Two contributions address BaTiO₃-derived perovskite ceramics, emphasizing how processing control shapes dielectric response through microstructural evolution. Feliksik et al. investigate Ba₀.₇₅Ca₀.₂₅TiO₃ (BCT) ceramics and systematically connect the final sintering temperature to grain development, microstructural features, and dielectric behaviors [contribution 6]. Such processing–property coupling is central to perovskites because subtle shifts in density, grain-boundary characteristics, and defect distributions can dominate losses and stability, often more strongly than nominal composition alone. In a related but technologically distinct format, Zou et al. report Nb⁵⁺-doped BCZT-based ceramic thick films prepared via a scraping process and examine how sintering temperature influences the resulting microstructure and functional response in film form [contribution 7]. Together, these two studies articulate a shared conclusion: whether in bulk or thick-film architectures, reproducible dielectric/piezoelectric functionality requires process windows that are explicitly tuned to control microstructural heterogeneity rather than relying on composition as the sole “design variable”.

Finally, the bioactivity-oriented work by Qidong Liu et al. expands the scope of this Special Issue toward amorphous ceramics designed for controlled reactivity [contribution 8]. By modifying silicon oxycarbide (SiOC) with Ca or Mg and evaluating network depolymerization indicators alongside biological assays and simulated body fluid immersion, the study demonstrates that changes in network connectivity correlate with apatite formation behavior, while Ca- and Mg-modified compositions exhibit distinct response kinetics. This contribution underscores an important conceptual parallel with the other papers: in polyphase (or structurally complex) materials, performance is often dictated by how the “non-primary” structural motifs—here, network modifiers and non-bridging oxygen populations—govern interfacial reactions and time-dependent functional outcomes.
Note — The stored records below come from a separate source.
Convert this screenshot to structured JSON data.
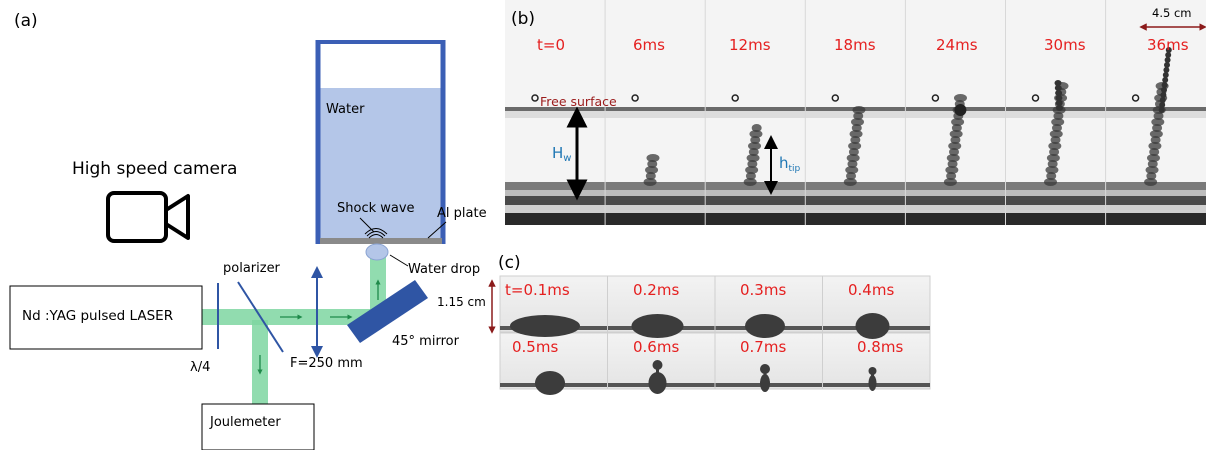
{
  "panel_a": {
    "label": "(a)",
    "camera_label": "High speed camera",
    "laser_label": "Nd :YAG pulsed LASER",
    "quarter_wave_label": "λ/4",
    "polarizer_label": "polarizer",
    "lens_label": "F=250 mm",
    "mirror_label": "45° mirror",
    "joulemeter_label": "Joulemeter",
    "water_label": "Water",
    "shock_wave_label": "Shock wave",
    "al_plate_label": "Al plate",
    "water_drop_label": "Water drop",
    "colors": {
      "beam": "#7ed6a1",
      "container": "#3b5fb5",
      "water": "#b4c6e8",
      "mirror": "#2f55a4"
    }
  },
  "panel_b": {
    "label": "(b)",
    "scale_label": "4.5 cm",
    "free_surface_label": "Free surface",
    "hw_label": "H",
    "hw_sub": "w",
    "htip_label": "h",
    "htip_sub": "tip",
    "times": [
      "t=0",
      "6ms",
      "12ms",
      "18ms",
      "24ms",
      "30ms",
      "36ms"
    ],
    "colors": {
      "time_text": "#e52020",
      "h_text": "#1f77b4",
      "free_surface_text": "#9b1b1b"
    }
  },
  "panel_c": {
    "label": "(c)",
    "scale_label": "1.15 cm",
    "times_row1": [
      "t=0.1ms",
      "0.2ms",
      "0.3ms",
      "0.4ms"
    ],
    "times_row2": [
      "0.5ms",
      "0.6ms",
      "0.7ms",
      "0.8ms"
    ]
  }
}
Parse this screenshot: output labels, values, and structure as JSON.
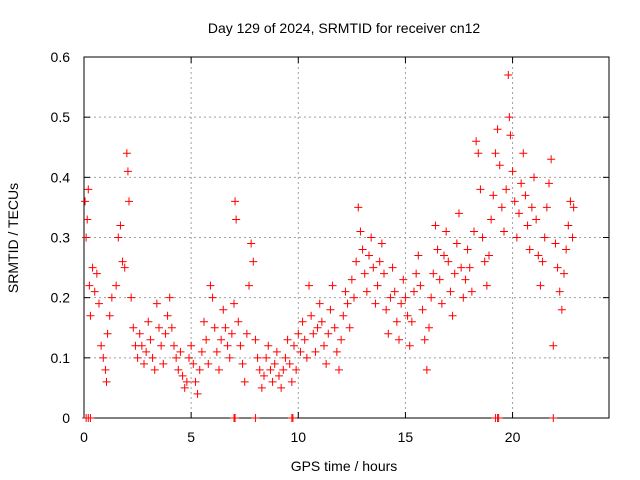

In summary, this Special Issue highlights the breadth and depth of polyphase design strategies for glass and ceramics. Across the contributions, recurring mechanisms (controlled crystallization, redox-mediated defect chemistry, processing-route-enabled phase selection, and interface/stress engineering) reappear in different material families and application contexts. The resulting picture is not one of fragmented subfields, but of a shared methodology: harnessing phase coexistence and interfacial phenomena as purposeful tools for property optimization. We anticipate that the insights provided here will stimulate further cross-fertilization between glass science, functional ceramics, and applied materials engineering, and also that they will support the development of next-generation polyphase materials where performance is not merely observed, but designed.